Patrick Manning follows the multiple routes that brought Africans and people of African descent into contact with one another and with Europe, Asia, and the Americas. In joining these stories, he shows how the waters of the Atlantic Ocean, the Mediterranean Sea, and the Indian Ocean fueled dynamic interactions among black communities and cultures and how these patterns resembled those of a number of connected diasporas concurrently taking shaping across the globe. Manning begins in 1400 and traces the connections that enabled Africans to mutually identify and hold together as a global community. He tracks discourses on race, changes in economic circumstance, the evolving character of family life, and the growth of popular culture. He underscores the profound influence that the African diaspora had on world history and demonstrates the inextricable link between black migration and the rise of modernity. Inclusive and far-reaching, The African Diaspora proves that the advent of modernity cannot be fully understood without taking the African peoples and the African continent into account.

Everything You Need to Ace World History in One Big Fat Notebook

Everything You Need to Ace World History in One Big Fat Notebook
Author :
Publisher : Workman Publishing Company
Total Pages : 528
Release :
ISBN-10 : 9780761197027
ISBN-13 : 0761197028
Rating : 4/5 (27 Downloads)

Synopsis Everything You Need to Ace World History in One Big Fat Notebook by : Workman Publishing

It’s the revolutionary world history study guide just for middle school students from the brains behind Brain Quest. Everything You Need to Ace World History . . . kicks off with the Paleolithic Era and transports the reader to ancient civilizations—from Africa and beyond; the middle ages across the world; the Renaissance; the age of exploration and colonialism, revolutions, and the modern world and the wars and movements that shaped it. The BIG FAT NOTEBOOK™ series is built on a simple and irresistible conceit—borrowing the notes from the smartest kid in class. There are five books in all, and each is the only one book you need for each main subject taught in middle school: Math, Science, American History, English, and World History.
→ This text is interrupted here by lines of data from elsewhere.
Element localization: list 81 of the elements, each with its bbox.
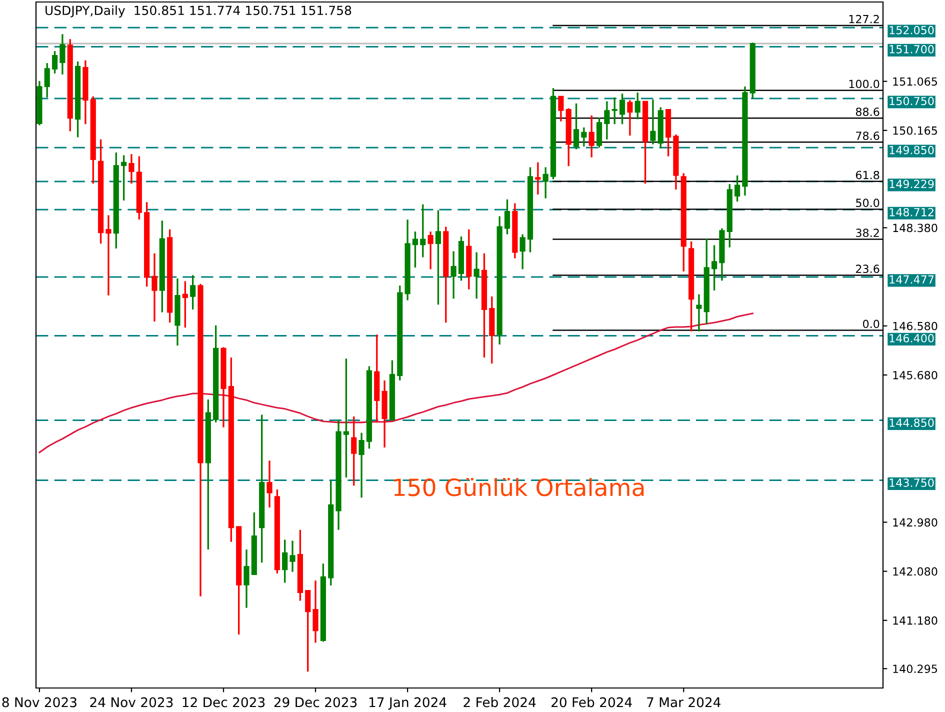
candlestick (535, 161, 541, 196)
candlestick (358, 432, 364, 499)
annotation: 150 Günlük Ortalama (394, 478, 644, 496)
candlestick (520, 233, 526, 270)
y-tick-label: 142.980 (893, 518, 938, 527)
chart-title: USDJPY,Daily 150.851 151.774 150.751 151.758 (46, 5, 352, 18)
annotation: 50.0 (856, 198, 880, 208)
ref-line-label: 150.750 (890, 96, 934, 106)
x-tick-label: 24 Nov 2023 (90, 697, 173, 708)
candlestick (244, 548, 250, 609)
y-tick-label: 151.065 (893, 77, 938, 86)
candlestick (420, 203, 426, 258)
x-tick-label: 12 Dec 2023 (182, 697, 265, 708)
candlestick (128, 153, 134, 184)
candlestick (343, 358, 349, 478)
ref-line-label: 144.850 (890, 418, 934, 427)
candlestick (190, 274, 196, 310)
candlestick (696, 293, 702, 332)
x-tick-label: 17 Jan 2024 (369, 697, 446, 710)
y-tick-label: 150.165 (893, 126, 938, 135)
candlestick (711, 244, 718, 292)
y-tick-label: 145.680 (893, 370, 938, 380)
candlestick (596, 116, 602, 148)
candlestick (612, 96, 618, 125)
y-tick-label: 146.580 (893, 322, 938, 330)
candlestick (60, 33, 66, 76)
annotation: 78.6 (856, 132, 880, 140)
x-tick-label: 2 Feb 2024 (464, 697, 536, 708)
x-tick-label: 7 Mar 2024 (647, 697, 721, 708)
candlestick (573, 102, 580, 150)
candlestick (581, 126, 587, 148)
candlestick (152, 252, 158, 322)
candlestick (106, 214, 112, 296)
ref-line-label: 151.700 (890, 45, 934, 54)
candlestick (435, 209, 442, 306)
ref-line-label: 146.400 (890, 334, 934, 342)
annotation: 38.2 (856, 228, 879, 238)
candlestick (312, 580, 318, 644)
annotation: 0.0 (862, 320, 880, 328)
candlestick (428, 230, 434, 270)
candlestick (627, 99, 633, 136)
candlestick (52, 50, 58, 74)
candlestick (290, 540, 296, 573)
annotation: 88.6 (856, 108, 880, 116)
candlestick (588, 114, 594, 158)
candlestick (182, 280, 188, 328)
candlestick (266, 460, 272, 508)
candlestick (558, 96, 564, 122)
ref-line-label: 152.050 (890, 26, 934, 34)
candlestick (351, 416, 357, 487)
y-tick-label: 148.380 (893, 224, 938, 232)
candlestick (44, 62, 50, 98)
ref-line-label: 143.750 (890, 478, 934, 487)
y-tick-label: 140.295 (893, 664, 938, 674)
candlestick (619, 92, 626, 125)
ref-line-label: 148.712 (890, 208, 934, 216)
annotation: 61.8 (856, 170, 880, 180)
ref-line-label: 147.477 (890, 275, 934, 284)
ref-line-label: 149.229 (890, 180, 934, 188)
annotation: 127.2 (849, 14, 879, 24)
candlestick (634, 92, 640, 120)
annotation: 100.0 (849, 80, 880, 88)
candlestick (650, 98, 656, 146)
annotation: 23.6 (856, 264, 880, 274)
x-tick-label: 29 Dec 2023 (274, 697, 357, 708)
candlestick (504, 198, 510, 236)
y-tick-label: 141.180 (893, 616, 938, 625)
candlestick (121, 154, 127, 202)
y-tick-label: 142.080 (893, 567, 938, 576)
candlestick (734, 174, 740, 202)
candlestick (450, 250, 456, 300)
x-tick-label: 20 Feb 2024 (552, 697, 632, 708)
candlestick (474, 251, 480, 300)
candlestick (282, 538, 288, 584)
candlestick (604, 100, 610, 140)
line-series (38, 312, 754, 454)
candlestick (542, 166, 548, 200)
candlestick (412, 230, 418, 268)
x-tick-label: 8 Nov 2023 (2, 697, 76, 708)
ref-line-label: 149.850 (890, 146, 934, 154)
candlestick (305, 590, 311, 672)
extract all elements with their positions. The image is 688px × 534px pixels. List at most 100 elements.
Inside the reader will find every subject’s key concepts, easily digested and summarized: Critical ideas highlighted in marker colors. Definitions explained. Doodles that illuminate tricky concepts. Mnemonics for a memorable shortcut. And quizzes to recap it all. The BIG FAT NOTEBOOKS meet Common Core State Standards, Next Generation Science Standards, and state history standards, and are vetted by National and State Teacher of the Year Award–winning teachers. They make learning fun, and are the perfect next step for every kid who grew up on Brain Quest.